Reading, Pennsylvania’s Maple Grove Raceway has been a part of the NHRA national event trail since 1985, and as one of the more oxygen-rich tracks in the country and with an annual race date at a prime time of the year, atmospherically speaking, it’s seen its share of memorable moments. But arguably, one stands above the rest, and it had nothing at all to do with elapsed times or speeds on the scoreboard.
It seems like only yesterday for long-time followers of the sport, while for the newer fans out there, it’s an entertaining tidbit in the careers of a couple of likable racers. In 2002, Clay Millican was an IHRA juggernaut, in the midst of a six-year championship run in Top Fuel — but he was a relative unknown in the NHRA. Doug Herbert was himself a four-time IHRA champion, but was by then a veteran NHRA competitor with a number of national event triumphs to his credit. And at 6-foot-4 and 220-pounds, was he ever the imposing figure.
During that 2002 edition of the Lucas Oil NHRA Nationals, Millican was the No. 8 qualifier, Herbert No. 9. As is common, they were the first pair out on Sunday morning, given their last selection of run order. Millican, at that time, had a 2-0 career edge over Herbert, and on this particular day, each had a lot of patience but not an ounce of patience for one another.
The two drivers lit the stage bulb, opened the fuel pumps wide open, and then sat there. And sat there. And sat there.
And chief starter Rick Stewart, an honorable fella’ but one with little tolerance for shenanigans on his starting line, was having none of it. After nearly two minutes at idle, an animated Stewart angrily shut them down and sent them to their corners. Such a step was common with lengthy Pro Stock burn-downs, but in this scenario — two Top Fuel dragsters — the stakes were a bit higher. One, the idle time of the engines meant a higher likelihood of engine damage during the run. Secondly, and more importantly, nitro cars burn a significant amount of fuel on the burnout and at idle, and that fuel is situated in the nose to assist in keeping the front end down — burn off too much, the nose gets light, bad things happen.
Herbert, who on that day earned the nickname Dougzilla, climbed from his dragster, quickly approached the 5-foot-8, 145-pound Millican, and shared a few choice words about the situation. Then Millican’s car owner, Peter Lehman, entered the scene, got physical with Herbert, and a WWE match broke loose at Maple Grove.
After the two camps were broken up, Stewart, who was originally going to disqualify both teams, allowed them to return to their respective pit areas, service their cars, and come back at the end of the round to try it again. Twenty-four minutes after their first go-round, Millican and Herbert staged up in relatively timely fashion and off they went. As the record will reflect, Millican took nearly two-hundredths out of the gate but was outrun by Herbert, 4.73 to 4.77.

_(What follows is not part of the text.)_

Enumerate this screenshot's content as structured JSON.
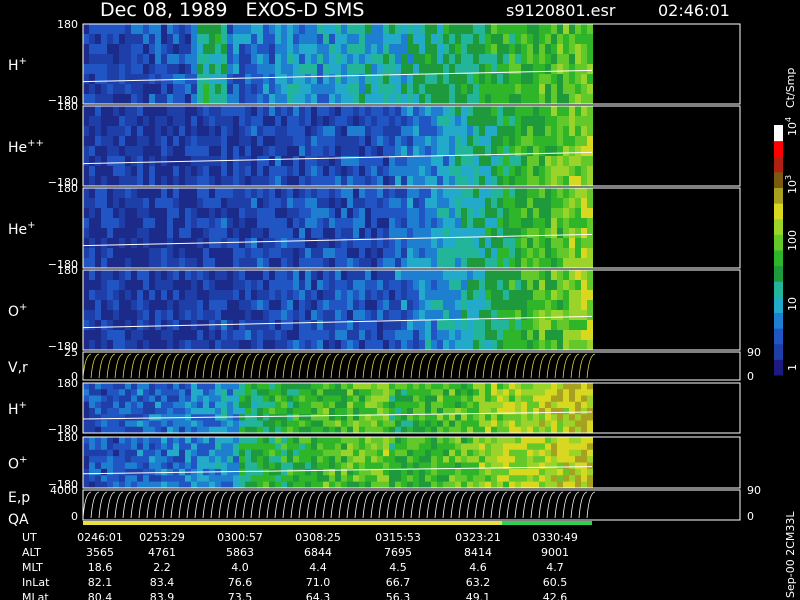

Years later, the two — enemies on that particular day — were foes no longer. Millican was an early supporter of Herbert’s B.R.A.K.E.S. program, serving as a guest speaker at galas and driving schools. Their friendship became ever-closer in the decade to come, as Herbert tragically lost his two sons in a car accident in 2008 and Millican’s son passed from a similar fate in a motorcycle accident in 2015. Earlier this year in Charlotte, Millican’s car flew the B.R.A.K.E.S. logo in support of Herbert’s efforts — a seemingly unlikely partnership on that Sunday morning in Reading 17 years ago.